As moléculas de IL, juntamente com os antígenos virais transmitidos pelos macrófagos,
serão responsáveis por induzirem os alarmes ou sinalizações celulares do nosso
complexo sistema imunológico. Essas sinalizações levam uma linguagem química
específica que indica a presença do vírus da hepatite B no organismo da pessoa, e faz
com que os linfócitos T CD4 comuniquem com outras células do sistema imunológico. A
linguagem celular caracterizada por passagens de sinais ativam os linfócitos matadores
(linfócitos T CD8, ou linfócitos citotóxicos, e células NK, ou células matadoras naturais).
Essas células matadoras ao serem estimuladas se dirigem para o fígado, fato que ocorre
naturalmente durante suas circulações pelo fluxo sanguíneo, e destroem as células
invadidas por vírus, no caso os hepatócitos. Os linfócitos envolvidos nesses processos de
ativações expressam uma linguagem morfológica ou corporal própria, carinhosamente
denominada pelos citologistas de linfócitos atípicos (figura 4).
Figura 4: Cinco linfócitos atípicos, com alterações nucleares e citoplasmáticas em
paciente com hepatite B.
Consequentemente, como milhões de hepatócitos contaminados pelos vírus da hepatite
B são destruídos, a grande maioria dos seus “inquilinos virais” também são eliminados.
O êxito desse processo de saneamento imunológico depende da carga viral infectante e
da competência imunológica das células envolvidas na eliminação dos vírus, no caso os
macrófagos, os linfócitos T CD4 e CD8 e as células NK . Mas, independente da carga viral
ser alta ou baixa, os linfócitos T CD4 continuam suas faxinas biológicas, através da
linguagem celular com outros tipos de linfócitos que são capazes de produzirem
anticorpos específicos e, inclusive, competentes para guardarem em suas memórias
celulares informações relativas às proteínas virais dos vírus invasores. Esses linfócitos
especiais são conhecidos por linfócitos do tipo B. Os contatos, via receptores celulares,
entre linfócitos T CD4 e linfócitos B fazem com que estas células se ativam e promovam
ajustes genéticos para a produção de imunoglobulinas específicas contra os vírus
invasores. Os linfócitos B ativados também expressam a linguagem corporal própria que
tecnicamente denominamos por linfócitos plasmocitóides (figura 5).
Figura 5: A seta mostra um linfócito plasmocitóide juntamente com linfócito e monócito
normais.
A produção de anticorpos específicos demora, em média, entre cinco a dez dias, e suas
ações permanecem por longos períodos contra os vírus que induziram a sua produção.
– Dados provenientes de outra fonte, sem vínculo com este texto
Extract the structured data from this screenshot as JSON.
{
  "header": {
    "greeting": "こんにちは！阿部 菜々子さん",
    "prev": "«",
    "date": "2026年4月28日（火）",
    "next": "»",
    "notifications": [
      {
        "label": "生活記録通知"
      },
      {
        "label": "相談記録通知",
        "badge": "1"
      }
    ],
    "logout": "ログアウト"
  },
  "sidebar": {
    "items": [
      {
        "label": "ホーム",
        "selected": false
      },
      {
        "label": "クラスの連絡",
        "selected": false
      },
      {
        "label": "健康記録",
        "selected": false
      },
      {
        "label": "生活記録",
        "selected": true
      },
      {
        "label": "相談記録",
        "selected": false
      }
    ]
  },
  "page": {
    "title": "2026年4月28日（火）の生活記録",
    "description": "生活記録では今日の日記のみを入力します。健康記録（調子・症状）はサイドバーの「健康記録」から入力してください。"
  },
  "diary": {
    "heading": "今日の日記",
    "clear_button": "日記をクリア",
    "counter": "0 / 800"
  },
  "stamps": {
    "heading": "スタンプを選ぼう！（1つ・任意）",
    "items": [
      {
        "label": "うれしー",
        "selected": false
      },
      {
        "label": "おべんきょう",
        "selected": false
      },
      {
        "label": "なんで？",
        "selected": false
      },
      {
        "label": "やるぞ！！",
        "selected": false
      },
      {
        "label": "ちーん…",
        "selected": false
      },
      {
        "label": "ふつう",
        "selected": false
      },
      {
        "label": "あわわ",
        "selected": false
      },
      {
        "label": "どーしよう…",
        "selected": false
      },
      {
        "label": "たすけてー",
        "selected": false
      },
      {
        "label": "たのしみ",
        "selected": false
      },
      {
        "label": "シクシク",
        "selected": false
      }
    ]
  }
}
Essa capacidade de reação pode ser avaliada por meio de vários testes laboratoriais. Na
sequência da linguagem celular haverá um momento em que será necessário romper as
ativações das células imunológicas, especialmente a dos macrófagos. Finalmente, apesar
de não se saber como os linfócitos reconhecem que seus serviços imunológicos foram
suficientes para serem encerrados, se sabe, entretanto, a forma de como é dada a ordem
para encerrar os processos imunológicos, notadamente o citotóxico, contra os vírus
invasores. Através de um receptor de membrana dos linfócitos T, caracterizado pela
sigla CTLA-4, as mensagens químicas são passadas aos macrófagos para que esses
encerrem a apresentação dos antígenos invasores, no caso as proteínas virais do vírus
da hepatite B. Chega-se, assim, ao fim dos “serviços prestados pelo sistema imunológico
à defesa do organismo humano invadido por um determinado tipo de vírus.
A sua imaginação sobre a linguagem da célula poderá ser contemplada por meio de um
filme com cinco minutos de duração, roteirizado por mim, animado pela Profa. Alia
Naoum e patrocinado pela Academia de Ciência e Tecnologia de São José do Rio Preto,
SP. O filme está disponível no youtube com o nome de “fluxo sanguíneo”.